Una sofferenza che, purtroppo, non accenna a diminuire. E questo nonostante la comunità internazionale abbia assunto l’impegno di «non lasciare indietro nessuno». Con l’Agenda 2030 per lo sviluppo sostenibile, adottata nel 2015, tutti gli Stati membri delle Nazioni unite hanno promesso, ad esempio, di sradicare la fame e la povertà, promuovere società pacifiche, giuste e inclusive, e proteggere le risorse naturali e il clima del pianeta per le generazioni future. Basta guardare al numero crescente di conflitti armati e alle catastrofi naturali sempre più devastanti per intuire che quell’ambizioso traguardo appare ormai sempre più una chimera.
Secondo le stime delle Nazioni unite, nel 2025 ben 305 milioni di persone necessitano di assistenza e protezione. È la cifra più alta mai registrata nella storia. Inoltre, negli ultimi vent’anni, la domanda globale di aiuti umanitari è aumentata di dieci volte: da 5 miliardi di dollari nel 2005 a quasi 50 miliardi nel 2025. Di fronte a questi bisogni giganteschi molti Paesi hanno tuttavia scelto di tagliare i fondi destinati alla cooperazione allo sviluppo e all’aiuto umanitario, aumentando nel contempo le spese militari, tra cui anche la Svizzera. Questa tendenza ha ulteriormente ampliato il divario tra risorse disponibili e necessità. Solo lo scorso anno, le Nazioni unite hanno ottenuto meno della metà dei fondi richiesti per coprire i bisogni umanitari globali.
La decisione del presidente americano Donald Trump di ridurre drasticamente i finanziamenti destinati a USAID e a diverse agenzie delle Nazioni unite ha aggravato un’evoluzione che dura da anni. Questo disimpegno americano, unito alla cronica mancanza di mezzi finanziari, obbliga ora le ong e le agenzie internazionali a prendere decisioni difficili: stabilire nuove priorità, lasciando intere comunità al loro destino. Tuttavia questa situazione potrebbe rappresentare anche un’opportunità per rinnovare l’azione umanitaria, rendendola più efficace e sostenibile.
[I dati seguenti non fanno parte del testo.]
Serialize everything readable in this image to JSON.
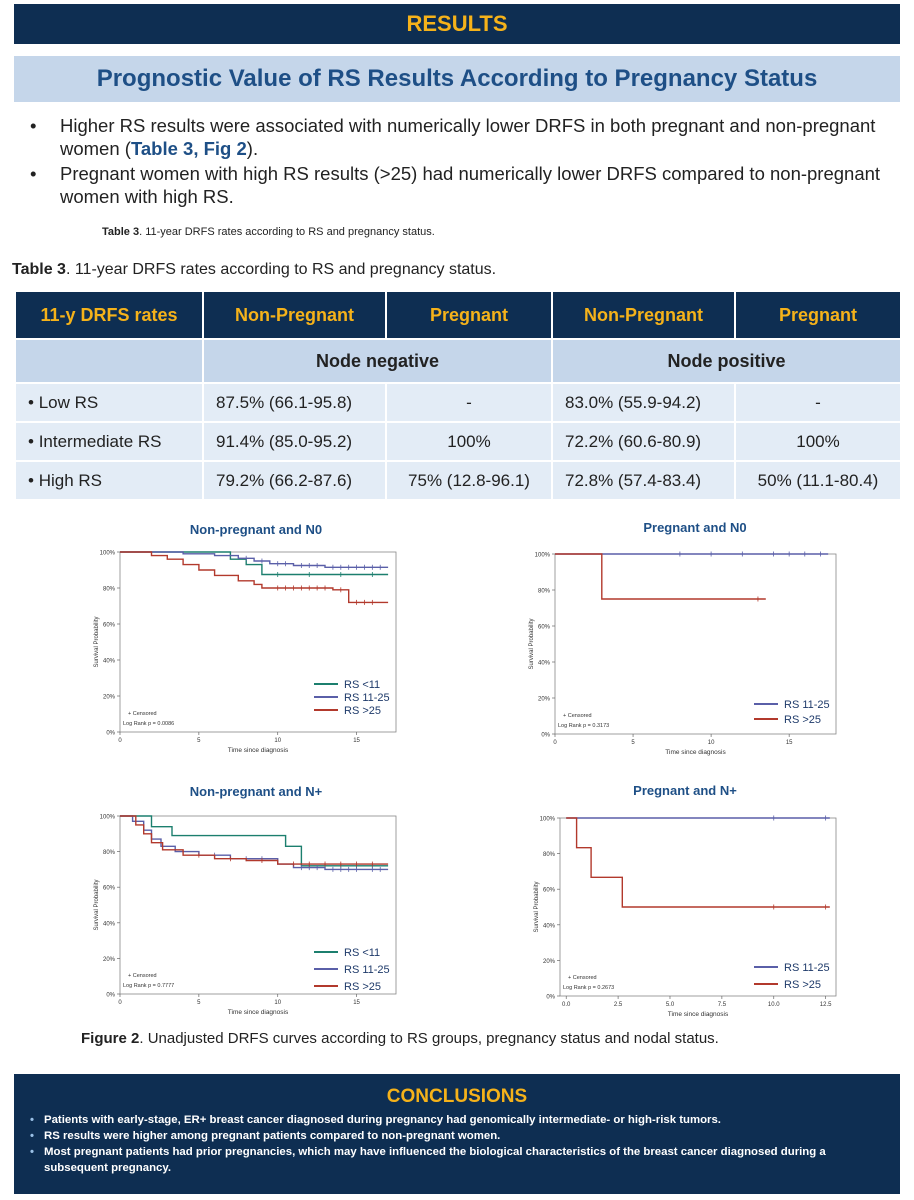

Da anni si parla di localizzazione, cioè del trasferimento di risorse e responsabilità alle organizzazioni locali nei Paesi colpiti da una crisi, al fine di rafforzarne la resilienza e la capacità di risposta autonoma. È uno dei principi chiave del Gran Bargain, un accordo tra donatori e organizzazioni umanitarie – a cui ha aderito anche la Svizzera – che prevede, concretamente, di destinare il 25% dei fondi direttamente agli attori locali. A quasi dieci anni di distanza, anche questa promessa è rimasta in gran parte disattesa. Per il Nord globale si tratta di abbandonare modelli di pensiero e di potere legati al passato. In altre parole, è tempo di decolonizzare l’aiuto allo sviluppo.